The zone is sometimes fleeting, though, especially when you’ve taken some time off due to cold snaps in the weather. Your conditioning is not as good as when you’re regularly running, so you feel your body’s fatigue. You become gassed sooner than when you’re working out and running on a frequent basis.
Recently, I found myself in one of those times.
I was a half-mile from completing a five-mile run when I tripped over an uneven paver in the sidewalk. A car had just pulled into a driveway comfortably ahead of me. I had lifted my eyes off of the sidewalk to observe the car. That’s when my left foot caught the lip of a section of pavement below.
I was going down. But not fast. It felt like I was falling in slow motion. It really did.
I had enough time to gather my thoughts and instinctively extend my arms out in front of me. The palms of both hands met the pockmarked cement at the same time. I felt them slide forward, scraping after impact.
Then in sequence, my right knee and then left basted the pavement.
In what seemed like an eternity of time, but in reality was only seconds, I felt nothing as I lay face down on the sidewalk to gather myself.
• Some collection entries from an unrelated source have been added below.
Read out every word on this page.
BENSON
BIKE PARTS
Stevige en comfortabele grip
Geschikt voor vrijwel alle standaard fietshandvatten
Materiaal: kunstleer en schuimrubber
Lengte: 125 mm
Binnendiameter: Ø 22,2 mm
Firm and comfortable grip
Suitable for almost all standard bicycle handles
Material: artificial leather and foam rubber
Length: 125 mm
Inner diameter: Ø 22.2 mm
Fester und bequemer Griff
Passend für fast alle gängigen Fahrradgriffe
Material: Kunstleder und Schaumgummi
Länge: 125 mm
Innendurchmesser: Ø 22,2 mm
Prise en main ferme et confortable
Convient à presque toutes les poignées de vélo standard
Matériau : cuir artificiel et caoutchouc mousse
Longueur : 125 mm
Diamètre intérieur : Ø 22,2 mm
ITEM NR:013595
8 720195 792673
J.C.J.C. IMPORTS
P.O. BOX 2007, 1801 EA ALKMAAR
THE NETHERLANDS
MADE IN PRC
Before I could get to my feet, the burning pain radiated simultaneously in both my hands and right knee.
The palms of my hands turned beet red and began bleeding from multiple puncture sites.
I popped to my feet, not pausing to examine my right knee, which I knew was scraped up pretty badly.
I did not burn though the last half mile of the run. I just ran at a decent pace, licking the blood off my hands. I arrived home, did some stretching out front and examined my badly scraped right knee before going inside.
I was going to be alright. Sore, but OK.
I showered and felt the sting of my bruised knee and sanded hands.
They don’t make band-aids big enough for these kinds of scrapes, so, as I knew nothing was broken, just bruised, I proceeded through the weekend gingerly.
I felt I needed to be given a break on some of my weekend chores.
Doing the dishes is something I do all the time, so not having to do the dishes would be a welcome reprieve.
The next day, while I was sore, I was not prohibitively so.
I thought about the old commercials for life monitor or whatever the crap those things were called. They probably still have them today, but there was a commercial where an elderly lady exclaims, “I’ve fallen and I can’t get up.” I think the device she was wearing around her neck was able to be pressed and then it called a company at the other end to send help.
That is a scary scenario. In my case, while I did fall, I was able to get up. My better half did have some sympathy for me, but I knew there could be no “milking” of my malady. I still would have to take care of certain things like laundry and folding. Also, stuff like scooping dog poop in the back yard. And I knew I would need to get a haircut, too. Not that getting a haircut is painful, but shampooing your hair with hand gashes is. The stylist did comment on how happy and peaceful I looked in the chair.
I think I’m going to take one more night off from doing dishes. While I haven’t proclaimed yet that I would not be doing them, I’m cautiously optimistic she’ll let me shirk this husbandly duty one more time, before I begin running again.